The pointing trowel or pointer is probably the most essential tool in the trade. It comes in sizes ranging from 4 to 6 inches in length, but the 6 inch
trowel is the most popular. The tile setter uses this trowel in every phase of the work, especially for straightening tiles on walls and floors, marking
floated surfaces, filling small depressions on float coats, buttering tiles and trim work, and placing mortar in areas that are too small the flat trowel.

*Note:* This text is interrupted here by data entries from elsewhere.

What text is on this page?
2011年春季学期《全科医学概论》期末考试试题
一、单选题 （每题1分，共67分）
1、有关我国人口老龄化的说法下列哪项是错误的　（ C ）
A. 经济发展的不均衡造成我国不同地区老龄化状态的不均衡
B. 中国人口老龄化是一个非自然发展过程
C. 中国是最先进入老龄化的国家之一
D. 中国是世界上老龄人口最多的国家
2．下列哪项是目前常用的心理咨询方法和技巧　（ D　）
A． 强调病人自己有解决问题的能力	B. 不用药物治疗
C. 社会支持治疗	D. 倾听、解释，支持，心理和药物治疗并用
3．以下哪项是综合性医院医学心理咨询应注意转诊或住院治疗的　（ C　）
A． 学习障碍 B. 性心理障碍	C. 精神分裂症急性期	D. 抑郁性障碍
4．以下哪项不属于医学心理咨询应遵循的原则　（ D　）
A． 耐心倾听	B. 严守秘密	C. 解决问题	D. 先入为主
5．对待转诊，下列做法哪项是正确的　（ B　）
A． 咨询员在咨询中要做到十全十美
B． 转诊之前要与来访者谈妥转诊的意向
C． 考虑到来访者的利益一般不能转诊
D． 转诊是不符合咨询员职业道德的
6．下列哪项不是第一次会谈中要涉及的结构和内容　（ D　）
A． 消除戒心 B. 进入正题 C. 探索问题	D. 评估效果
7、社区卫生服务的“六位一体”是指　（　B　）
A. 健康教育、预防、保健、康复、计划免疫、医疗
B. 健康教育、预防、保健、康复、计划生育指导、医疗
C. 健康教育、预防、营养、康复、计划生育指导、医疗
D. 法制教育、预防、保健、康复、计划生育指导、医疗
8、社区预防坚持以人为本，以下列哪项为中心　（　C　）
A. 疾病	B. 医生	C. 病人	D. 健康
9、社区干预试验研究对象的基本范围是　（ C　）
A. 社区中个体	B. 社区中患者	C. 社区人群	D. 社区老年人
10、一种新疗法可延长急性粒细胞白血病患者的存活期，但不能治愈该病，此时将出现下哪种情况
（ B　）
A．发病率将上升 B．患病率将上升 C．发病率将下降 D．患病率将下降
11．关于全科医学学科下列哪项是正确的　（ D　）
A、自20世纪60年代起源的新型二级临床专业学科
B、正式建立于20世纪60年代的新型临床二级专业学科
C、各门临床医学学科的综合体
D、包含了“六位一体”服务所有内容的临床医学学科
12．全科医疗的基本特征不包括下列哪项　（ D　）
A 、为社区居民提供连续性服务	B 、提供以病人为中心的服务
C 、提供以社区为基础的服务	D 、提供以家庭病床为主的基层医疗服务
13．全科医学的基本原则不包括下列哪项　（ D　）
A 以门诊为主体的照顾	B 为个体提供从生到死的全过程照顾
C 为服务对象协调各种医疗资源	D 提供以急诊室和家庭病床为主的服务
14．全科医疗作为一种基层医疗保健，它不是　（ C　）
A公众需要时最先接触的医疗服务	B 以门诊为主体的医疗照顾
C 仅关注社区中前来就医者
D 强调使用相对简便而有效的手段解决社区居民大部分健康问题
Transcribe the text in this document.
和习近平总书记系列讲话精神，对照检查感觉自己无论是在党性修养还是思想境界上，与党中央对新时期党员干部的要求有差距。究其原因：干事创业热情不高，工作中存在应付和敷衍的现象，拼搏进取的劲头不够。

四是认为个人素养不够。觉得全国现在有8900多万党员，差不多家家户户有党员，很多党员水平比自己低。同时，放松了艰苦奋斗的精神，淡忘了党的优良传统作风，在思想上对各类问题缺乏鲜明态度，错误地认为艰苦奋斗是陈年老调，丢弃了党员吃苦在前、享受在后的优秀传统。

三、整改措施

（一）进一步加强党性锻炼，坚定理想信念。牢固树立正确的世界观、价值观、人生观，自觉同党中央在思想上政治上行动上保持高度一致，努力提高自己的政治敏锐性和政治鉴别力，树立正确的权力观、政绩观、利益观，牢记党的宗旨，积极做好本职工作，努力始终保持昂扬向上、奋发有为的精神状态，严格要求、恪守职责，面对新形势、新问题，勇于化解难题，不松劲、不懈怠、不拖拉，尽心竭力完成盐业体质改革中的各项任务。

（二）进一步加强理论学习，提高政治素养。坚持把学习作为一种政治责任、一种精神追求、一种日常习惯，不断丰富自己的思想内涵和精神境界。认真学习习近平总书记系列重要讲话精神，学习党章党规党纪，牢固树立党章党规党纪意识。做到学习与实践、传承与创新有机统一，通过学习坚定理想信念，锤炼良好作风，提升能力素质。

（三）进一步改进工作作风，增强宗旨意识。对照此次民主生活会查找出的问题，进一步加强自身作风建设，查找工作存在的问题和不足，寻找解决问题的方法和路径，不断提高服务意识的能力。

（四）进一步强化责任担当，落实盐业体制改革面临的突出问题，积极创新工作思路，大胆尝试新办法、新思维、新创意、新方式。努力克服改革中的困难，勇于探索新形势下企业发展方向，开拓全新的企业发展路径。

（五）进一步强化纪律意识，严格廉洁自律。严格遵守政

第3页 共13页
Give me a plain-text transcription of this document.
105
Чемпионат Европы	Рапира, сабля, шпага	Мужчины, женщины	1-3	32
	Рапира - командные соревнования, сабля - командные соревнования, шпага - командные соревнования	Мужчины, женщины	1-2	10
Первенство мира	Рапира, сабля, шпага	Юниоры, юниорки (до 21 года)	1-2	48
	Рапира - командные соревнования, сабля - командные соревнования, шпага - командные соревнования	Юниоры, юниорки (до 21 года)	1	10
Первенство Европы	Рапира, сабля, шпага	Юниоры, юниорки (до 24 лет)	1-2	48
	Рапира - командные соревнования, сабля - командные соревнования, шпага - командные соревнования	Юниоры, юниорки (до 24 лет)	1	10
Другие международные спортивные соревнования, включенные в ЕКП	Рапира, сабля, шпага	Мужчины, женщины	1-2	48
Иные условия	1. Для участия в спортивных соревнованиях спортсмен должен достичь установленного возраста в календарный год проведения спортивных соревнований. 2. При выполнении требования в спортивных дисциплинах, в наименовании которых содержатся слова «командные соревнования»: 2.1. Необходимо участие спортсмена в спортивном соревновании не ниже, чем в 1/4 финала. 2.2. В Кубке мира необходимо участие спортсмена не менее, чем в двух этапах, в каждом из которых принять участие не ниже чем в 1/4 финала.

The butt of the handle is used for tapping in tiles that are not on a true plane with the rest of the tile work. The trowel’s flat working surface must
be protected. The tile setter should not use it to pry or chop hardened materials such as concrete or plaster.
Porcelain.
A glazed or unglazed vitreous ceramic whiteware used for technical purposes. This term designates such products as electrical, chemical, mechanical, structural, and thermal wares when they are vitreous.
Porcelain process.
The method of producing glazed ware by which a ceramic body and glaze are matured together in the same firing operation.
Porosity, apparent.
The relationship of the open pore space to the bulk volume, expressed in percent.
Pot life.
The period of time during which a material maintains its workable properties after it has been mixed.
Prefloat.
The term used to describe mortar that has been placed and allowed to harden prior to bonding tile to it with thin-set materials.
Rubber trowel.
The rubber trowel used for grouting is a non-porous synthetic-rubber-faced float that is mounted on an aluminum back with a wood handle. This trowel is
used to force material deep into tile joints and to remove excess material for a perfect finish.
Rubbing stone.
A Carborundum stone that is used to smooth the rough edges of tile.
Sag.
A term used when a wall surface has developed a slide.
Scratch.
A mixture of portland cement, sand, and water.
Sealer.
(1) A continuous film or penetrant to prevent the passage of liquids or gaseous media; a high-bodied adhesive generally of low cohesive strength to
fill voids of various sizes to prevent passage of liquid or gaseous media. (2) A coating used to seal the sand-scratched surface of a primer in order to
obtain a smooth uniform paint base over rough metal. Sealers are products of low pigmentation.
Self-spacing tile.
Tile with lugs, spacers, or protuberances on the sides. These devices automatically space the tile for the grout joints.
Semi-vitreous.
3 percent to 7 percent water absorption.
Set.
The condition reached by a cement paste, mortar, or concrete when it has lost plasticity to an arbitrary degree, usually measured in terms of
resistance to penetration or deformation; initial set refers to first penetration or deformation; initial set refers to first stiffening; final set
refers to attainment of significant rigidity; also, strain remaining after removal of stress.
Setter.
A craftsman who sets cement paste, mortar, or concrete, usually in installing ceramic or porcelain tile, rectified tile, or natural stone. Tile installers, tilesetters, and marble setters apply hard tile and marble to floors, walls, ceilings, countertops, patios, and roof decks. Tile and marble are durable, impervious to water, and easy to clean, making them a popular building material in bathrooms, kitchens, hospitals, and commercial buildings. Prior to installation, tilesetters use measuring devices and levels to ensure that the tile is placed in a consistent manner.
Shelf life.
Maximum interval during which a material may be stored and remain in a usable condition.
Shower pan.
Terminology used in some areas for Waterproof membrane.
Skid resistance.
A measure of the frictional characteristics of a surface.
Slab.
A flat (although sometimes ribbed on the underside) reinforced concrete element of a building which provides the base for the floor or roofing
materials..
Spacers.
T, Y and X shaped, they are used in installation to separate tile on walls and floors. They are manufactured in various thickness from 1/16 to 1/2.
Splash walls.
The walls of a tile drainboard or bathtub.
Substrate.
The underlying support for the ceramic tile installation.